Je reviens quelques kilomètres en arrière à Loelle. Pas besoin de GPS : il suffit de suivre le panache de poussière ocre qui s’élève au-dessus de l’océan de chênes-lièges et d’oliviers sur ce plateau du centre de la Sardaigne. À sa base, la voiture que je suis venu conduire : l’Audi RS Q e-tron du Dakar. Enfin, “voiture”… La hauteur de la proue fait plutôt penser à une soucoupe volante en lévitation, un côté vaisseau spatial que ne démentent pas l’énorme prise d’air dorsale et la dérive qui la prolonge.

Sans parler de la bande-son à la Star Trek. Des sifflements, des miaulements frénétiques, des gémissements… On dirait qu’elle souffre. À voir comment Carlos Sainz Sr est en train de la malmener, ce n’est d’ailleurs pas impossible.

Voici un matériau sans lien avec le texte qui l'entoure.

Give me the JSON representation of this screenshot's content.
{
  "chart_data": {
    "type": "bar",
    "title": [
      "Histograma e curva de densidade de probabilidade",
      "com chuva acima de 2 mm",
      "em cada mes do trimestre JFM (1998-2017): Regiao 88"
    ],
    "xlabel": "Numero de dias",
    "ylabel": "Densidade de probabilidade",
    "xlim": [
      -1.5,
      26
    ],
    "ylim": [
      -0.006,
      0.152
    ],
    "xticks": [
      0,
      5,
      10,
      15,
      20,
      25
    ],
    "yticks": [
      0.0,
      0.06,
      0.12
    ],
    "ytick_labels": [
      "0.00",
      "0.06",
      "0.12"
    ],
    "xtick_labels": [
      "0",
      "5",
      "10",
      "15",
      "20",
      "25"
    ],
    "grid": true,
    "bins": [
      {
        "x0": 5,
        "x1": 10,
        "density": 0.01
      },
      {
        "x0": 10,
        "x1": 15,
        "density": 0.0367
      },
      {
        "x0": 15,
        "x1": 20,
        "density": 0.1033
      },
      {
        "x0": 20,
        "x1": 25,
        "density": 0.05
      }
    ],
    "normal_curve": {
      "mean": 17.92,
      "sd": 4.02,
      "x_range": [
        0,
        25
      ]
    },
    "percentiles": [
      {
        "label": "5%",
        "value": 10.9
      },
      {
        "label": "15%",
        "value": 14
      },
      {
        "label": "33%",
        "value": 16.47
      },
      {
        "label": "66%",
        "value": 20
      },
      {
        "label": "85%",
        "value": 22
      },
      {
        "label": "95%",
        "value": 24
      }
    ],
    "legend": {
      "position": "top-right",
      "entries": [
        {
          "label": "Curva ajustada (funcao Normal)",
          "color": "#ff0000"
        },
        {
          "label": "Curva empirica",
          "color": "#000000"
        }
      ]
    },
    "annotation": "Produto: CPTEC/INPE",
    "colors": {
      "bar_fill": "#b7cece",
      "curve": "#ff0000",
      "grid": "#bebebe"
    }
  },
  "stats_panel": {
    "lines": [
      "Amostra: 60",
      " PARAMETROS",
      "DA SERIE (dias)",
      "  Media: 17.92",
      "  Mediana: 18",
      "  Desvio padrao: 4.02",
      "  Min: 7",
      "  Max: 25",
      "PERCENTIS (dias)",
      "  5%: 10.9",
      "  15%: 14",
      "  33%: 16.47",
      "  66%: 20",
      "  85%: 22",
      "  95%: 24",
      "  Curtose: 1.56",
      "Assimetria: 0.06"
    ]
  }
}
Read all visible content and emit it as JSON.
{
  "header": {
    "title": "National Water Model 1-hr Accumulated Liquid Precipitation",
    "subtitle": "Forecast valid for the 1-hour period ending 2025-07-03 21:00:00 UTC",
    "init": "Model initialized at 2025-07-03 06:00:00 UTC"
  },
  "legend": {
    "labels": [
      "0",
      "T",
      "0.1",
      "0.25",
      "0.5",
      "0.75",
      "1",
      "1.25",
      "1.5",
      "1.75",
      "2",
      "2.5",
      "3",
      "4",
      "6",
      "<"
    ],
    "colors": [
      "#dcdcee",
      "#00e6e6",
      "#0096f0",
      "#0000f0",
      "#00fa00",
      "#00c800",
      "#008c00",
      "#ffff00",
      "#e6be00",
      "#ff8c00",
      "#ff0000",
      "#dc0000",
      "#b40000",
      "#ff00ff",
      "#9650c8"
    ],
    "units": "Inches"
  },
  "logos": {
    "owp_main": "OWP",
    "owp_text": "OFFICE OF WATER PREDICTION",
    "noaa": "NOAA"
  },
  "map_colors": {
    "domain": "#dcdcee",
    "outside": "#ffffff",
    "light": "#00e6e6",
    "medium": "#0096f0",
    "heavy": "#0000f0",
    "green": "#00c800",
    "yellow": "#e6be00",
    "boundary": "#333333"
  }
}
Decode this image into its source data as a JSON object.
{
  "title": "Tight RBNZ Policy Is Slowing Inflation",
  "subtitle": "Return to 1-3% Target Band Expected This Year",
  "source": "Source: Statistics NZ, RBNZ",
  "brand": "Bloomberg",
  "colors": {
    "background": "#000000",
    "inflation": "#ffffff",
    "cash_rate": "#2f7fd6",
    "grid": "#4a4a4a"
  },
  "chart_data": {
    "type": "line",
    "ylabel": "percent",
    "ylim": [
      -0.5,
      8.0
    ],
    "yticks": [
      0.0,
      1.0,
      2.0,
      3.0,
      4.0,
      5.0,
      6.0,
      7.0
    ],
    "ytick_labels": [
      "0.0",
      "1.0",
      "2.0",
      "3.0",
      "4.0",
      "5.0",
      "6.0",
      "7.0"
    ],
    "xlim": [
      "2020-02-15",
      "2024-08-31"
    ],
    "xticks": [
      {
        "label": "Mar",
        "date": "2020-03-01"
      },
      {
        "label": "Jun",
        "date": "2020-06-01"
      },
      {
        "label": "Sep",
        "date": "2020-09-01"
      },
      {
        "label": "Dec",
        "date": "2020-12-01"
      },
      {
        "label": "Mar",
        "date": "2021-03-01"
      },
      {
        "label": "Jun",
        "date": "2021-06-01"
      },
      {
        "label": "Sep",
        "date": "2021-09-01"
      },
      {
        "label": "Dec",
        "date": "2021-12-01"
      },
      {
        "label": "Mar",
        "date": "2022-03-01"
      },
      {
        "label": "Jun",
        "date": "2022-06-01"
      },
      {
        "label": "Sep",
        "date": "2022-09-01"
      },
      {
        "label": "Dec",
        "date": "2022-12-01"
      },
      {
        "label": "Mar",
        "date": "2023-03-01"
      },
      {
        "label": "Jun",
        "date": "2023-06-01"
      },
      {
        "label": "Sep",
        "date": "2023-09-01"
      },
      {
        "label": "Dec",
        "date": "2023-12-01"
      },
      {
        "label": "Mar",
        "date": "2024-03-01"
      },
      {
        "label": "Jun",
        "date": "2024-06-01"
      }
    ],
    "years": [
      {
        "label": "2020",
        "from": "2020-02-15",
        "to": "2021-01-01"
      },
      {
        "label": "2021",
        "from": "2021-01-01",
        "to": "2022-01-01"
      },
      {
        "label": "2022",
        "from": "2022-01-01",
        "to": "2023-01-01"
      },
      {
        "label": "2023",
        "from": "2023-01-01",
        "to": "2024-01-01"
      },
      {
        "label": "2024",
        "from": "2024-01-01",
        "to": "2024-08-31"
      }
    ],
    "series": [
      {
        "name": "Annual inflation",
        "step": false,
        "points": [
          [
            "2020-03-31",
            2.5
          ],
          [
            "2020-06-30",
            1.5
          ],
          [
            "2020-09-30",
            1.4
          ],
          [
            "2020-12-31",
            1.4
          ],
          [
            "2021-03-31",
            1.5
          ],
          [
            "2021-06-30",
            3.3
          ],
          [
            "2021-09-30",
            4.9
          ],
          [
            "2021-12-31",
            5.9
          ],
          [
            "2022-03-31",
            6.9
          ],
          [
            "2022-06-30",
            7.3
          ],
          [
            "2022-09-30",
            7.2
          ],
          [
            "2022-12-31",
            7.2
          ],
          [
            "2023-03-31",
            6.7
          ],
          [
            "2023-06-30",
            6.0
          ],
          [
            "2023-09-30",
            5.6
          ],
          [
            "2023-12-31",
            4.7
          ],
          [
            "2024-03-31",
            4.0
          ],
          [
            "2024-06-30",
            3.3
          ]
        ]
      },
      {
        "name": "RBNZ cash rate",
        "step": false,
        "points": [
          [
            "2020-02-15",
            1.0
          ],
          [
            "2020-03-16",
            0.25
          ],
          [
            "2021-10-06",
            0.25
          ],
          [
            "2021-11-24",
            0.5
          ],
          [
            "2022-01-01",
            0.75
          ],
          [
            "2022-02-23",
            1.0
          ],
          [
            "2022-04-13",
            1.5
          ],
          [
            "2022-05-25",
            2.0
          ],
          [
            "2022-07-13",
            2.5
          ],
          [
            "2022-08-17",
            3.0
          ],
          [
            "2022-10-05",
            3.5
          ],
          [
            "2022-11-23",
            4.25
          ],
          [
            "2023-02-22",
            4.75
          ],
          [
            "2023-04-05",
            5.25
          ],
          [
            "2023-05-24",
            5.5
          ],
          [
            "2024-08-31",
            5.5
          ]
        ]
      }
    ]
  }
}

À cette distance, on pourrait croire à une voiture radiocommandée Tamiya, que ce soit pour l’image ou pour le son. Surtout avec le pilote du drone-caméra sur sa télécommande juste à côté de moi… Secouée par le terrain, les roues gigotant en tous sens, la voiture est dans les airs la moitié du temps. D’un dernier bond, elle quitte la piste pour revenir sous la tente du paddock Audi.

Photos : Jonny Fleetwood

Tandis que la poussière retombe et que les ingénieurs analysent les données, je vais voir Carlos. À 61 ans, le double champion du monde des rallyes et triple vainqueur du Dakar laisse peut-être transparaître un soupçon de raideur dans certains mouvements, mais il dégage toujours la même élégance et la même solidité. Je me sens comme un gosse en lui demandant des conseils de conduite. Il me met à l’aise. « La voiture est très facile à maîtriser, super facile. Le plus gros avantage, surtout dans les dunes, c’est que nous n’avons pas de boîte de vitesses, et que le couple est toujours disponible instantanément. » Il m’explique que l’amortissement et le confort ont considérablement progressé depuis quelques années grâce au débattement supplémentaire autorisé par le règlement, et il espère que je vais apprécier sa voiture. Car c’est sa voiture. Audi n’en a construit que quatre, une pour chaque équipage et une de secours. Il sait aussi ce que j’ai prévu de faire avec. « Je ne sais pas très bien pourquoi tu veux l’emmener en ville, mais j’espère que tu pourras faire ce que tu veux. Fais attention quand même, les obstacles ne seront pas les mêmes qu’ici… » Je visualise avec effroi les vieilles bâtisses de Buddusò, et sors mon plus beau sourire pour rassurer Carlos.

On charge le RS Q sur un plateau tracté par un Q7. Je n’ai jamais vu une voiture aussi à l’étroit là-dessus. Notre destination est une borne de recharge à l’orée de la ville. Je voulais y aller au volant du RS Q, mais obtenir une autorisation officielle s’est avéré… compliqué. Nous avons négocié avec le maire, qui prévoit de passer.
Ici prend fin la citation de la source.